The Securities and Exchange Commission on Wednesday tapped J.P. Morgan Chase & Co.'s top electronic-trading executive as a senior regulator, signaling an appetite for shaking up rules that are blamed for fragmenting trading across dozens of venues and fomenting the rise of high-frequency trading.
Brett Redfearn will become the SEC's director of trading and markets, making him the agency's point person for regulating exchanges, broker-dealers and high-speed trading firms. As J.P. Morgan's global head of market structure, Mr. Redfearn has criticized some exchanges' business models and privileges, including the legal immunity they enjoy from many lawsuits.
Mr. Redfearn has particularly needled exchanges over their practice of packaging and selling expensive market-data feeds. The real-time price reels play a part in high-speed traders' secret sauce, and many Wall Street banks also buy them to stay competitive.
"I am particularly interested in market data and market access, and ensuring we have a very fair and competitive landscape," Mr. Redfearn said in an interview Wednesday.
Mr. Redfearn, 53 years old, went to Evergreen State College in Washington state and holds a master's degree in political science from the New School in New York City. He started his career not on Wall Street but as an economic development official at the Port Authority of New York and New Jersey. He joined the American Stock Exchange in 1996 and in 2004 moved to Bear Stearns Cos., which was acquired by J.P. Morgan during the 2008 financial crisis.
The J.P. Morgan executive said he would join the SEC soon without giving a date. He is one of the final top hires of SEC Chairman Jay Clayton, a Trump administration appointee who took over the regulator in May.
Mr. Redfearn is part of a wave of Wall Street veterans who have joined Mr. Clayton's staff, a practice known as the "revolving door" that accelerated after the agency courted industry experts after the 2008 crisis. Mr. Clayton earlier hired Alan Cohen, Goldman Sachs Group Inc. 's former global head of compliance, and David Metzman, former chief compliance officer of hedge-fund manager Aurelius Capital Management LP.
Other high-ranking regulators, including Mr. Redfearn's predecessor as director of trading and markets, have left the SEC to join Wall Street firms such as trading behemoth Citadel Securities.
"Brett's extensive markets experience and his longstanding, active engagement with investors, financial services firms, exchanges, and the SEC make him exceptionally well-positioned to lead the Division of Trading and Markets," Mr. Clayton said in a statement.
Part of Mr. Redfearn's role at J.P. Morgan involved helping long-term investors such as mutual-fund managers navigate the Byzantine structure of the stock market. He has been an outspoken critic of the regulatory privileges -- such as legal immunity -- that stock exchanges maintain despite their move a decade ago to become for-profit companies.

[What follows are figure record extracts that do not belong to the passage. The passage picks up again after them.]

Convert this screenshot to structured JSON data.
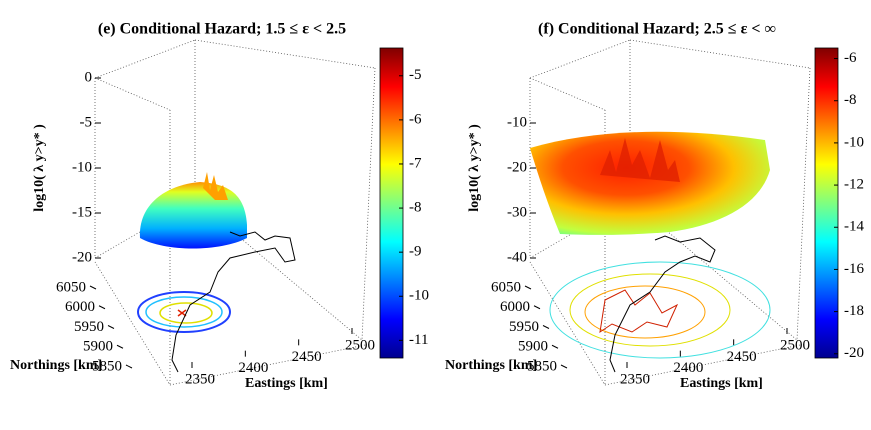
{
  "chart_data": [
    {
      "type": "surface",
      "title": "(e) Conditional Hazard; 1.5 ≤ ε < 2.5",
      "xlabel": "Eastings [km]",
      "ylabel": "Northings [km]",
      "zlabel": "log10( λ y>y* )",
      "xlim": [
        2350,
        2500
      ],
      "xticks": [
        2350,
        2400,
        2450,
        2500
      ],
      "ylim": [
        5850,
        6050
      ],
      "yticks": [
        5850,
        5900,
        5950,
        6000,
        6050
      ],
      "zlim": [
        -20,
        0
      ],
      "zticks": [
        0,
        -5,
        -10,
        -15,
        -20
      ],
      "colormap": "jet",
      "clim": [
        -11.4,
        -4.37
      ],
      "cticks": [
        -5,
        -6,
        -7,
        -8,
        -9,
        -10,
        -11
      ]
    },
    {
      "type": "surface",
      "title": "(f) Conditional Hazard; 2.5 ≤ ε < ∞",
      "xlabel": "Eastings [km]",
      "ylabel": "Northings [km]",
      "zlabel": "log10( λ y>y* )",
      "xlim": [
        2350,
        2500
      ],
      "xticks": [
        2350,
        2400,
        2450,
        2500
      ],
      "ylim": [
        5850,
        6050
      ],
      "yticks": [
        5850,
        5900,
        5950,
        6000,
        6050
      ],
      "zlim": [
        -40,
        0
      ],
      "zticks": [
        -10,
        -20,
        -30,
        -40
      ],
      "colormap": "jet",
      "clim": [
        -20.2,
        -5.5
      ],
      "cticks": [
        -6,
        -8,
        -10,
        -12,
        -14,
        -16,
        -18,
        -20
      ]
    }
  ]
}
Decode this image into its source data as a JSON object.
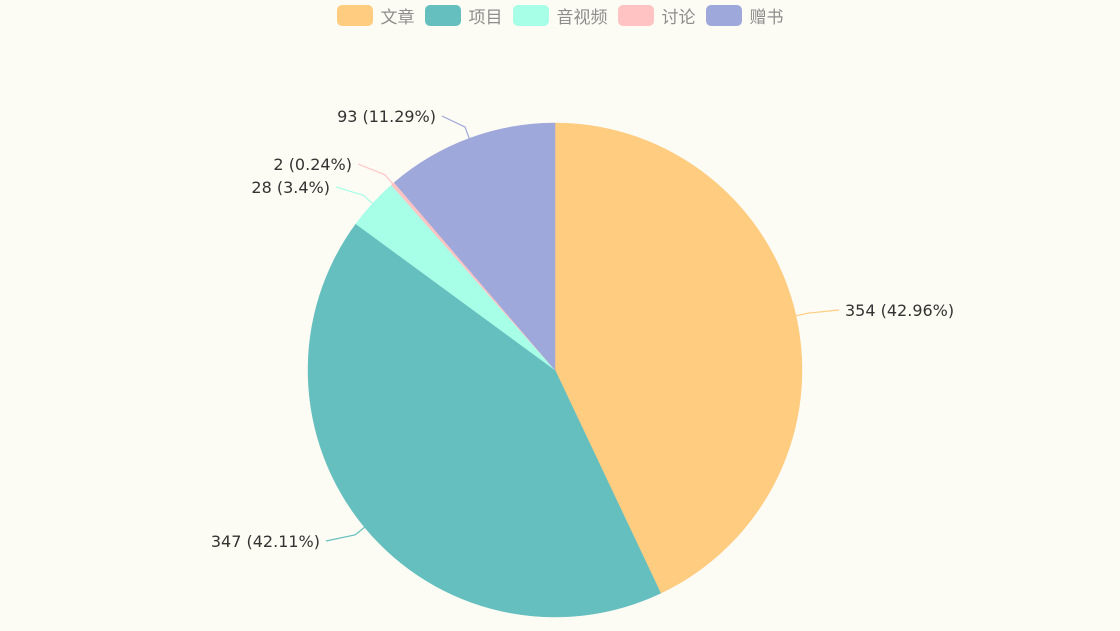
{
  "chart_data": {
    "type": "pie",
    "title": "",
    "legend_position": "top-center",
    "series": [
      {
        "slices": [
          {
            "name": "文章",
            "value": 354,
            "percent": "42.96%",
            "color": "#ffcc80"
          },
          {
            "name": "项目",
            "value": 347,
            "percent": "42.11%",
            "color": "#66bfbf"
          },
          {
            "name": "音视频",
            "value": 28,
            "percent": "3.4%",
            "color": "#a8ffe8"
          },
          {
            "name": "讨论",
            "value": 2,
            "percent": "0.24%",
            "color": "#ffc3c3"
          },
          {
            "name": "赠书",
            "value": 93,
            "percent": "11.29%",
            "color": "#9fa8da"
          }
        ]
      }
    ]
  },
  "colors": {
    "background": "#fdfcf4",
    "label_text": "#333333",
    "legend_text": "#8d8d8d"
  }
}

The feud stems from federal judicial decisions that found exchanges enjoy limited liability for decisions they make as operators and regulators of markets. The dispute exploded into the mainstream in 2012 when brokers complained Nasdaq Inc. didn't adequately compensate them for losses stemming from the exchange's botched initial public offering of Facebook Inc.
"Exchanges' immunity and limitations on liability provide exchanges with an unfair advantage in areas where they are competing with broker-dealers, alternative trading systems, and vendors," Mr. Redfearn wrote in testimony prepared for an SEC advisory committee hearing in April.
His most immediate assignment will be shepherding the SEC's move to revamp incentives that exchanges offer to attract trading. Many large investors believe the incentives -- rebates of trading fees handed back to brokers -- skew where their orders are routed. The SEC is preparing to propose a pilot program that would reduce the rebates on a sample of stocks to see if market quality improves.
A bigger challenge awaits after that. Mr. Clayton has shown an interest in reconsidering a package of SEC rules passed in 2005, known as Regulation NMS, which helped disperse stock trading across more than 50 platforms, including exchanges and private venues known as dark pools. The fragmentation has caused complexity that critics say has increased breakdowns and malfunctions.
Mr. Redfearn declined to say whether he would support rule changes that could rein in the proliferation of U.S. equity exchanges, now numbering more than a dozen. "Anytime somebody talks about fragmentation, you are also talking about competition," he said. "We are in a very pro-competition environment."
"It's going to be important to go back and discuss these issues with the chairman, the other commissioners and the staff, and see how we can work together to arrive at some more efficient outcomes," he added.
Some Republican critics of the rules, including former SEC Commissioner Paul Atkins, argue the rules also stripped brokers of discretion for how to best fill clients' orders. Mr. Redfearn declined to say how he might approach an overhaul of the rules, but signaled the time is right for an in-depth review.
"It's been 10 years since the implementation of Regulation NMS and certainly it's time to revisit that set of rules," he said. "The SEC is more in control of its agenda and it's a good place to focus on some of these important issues."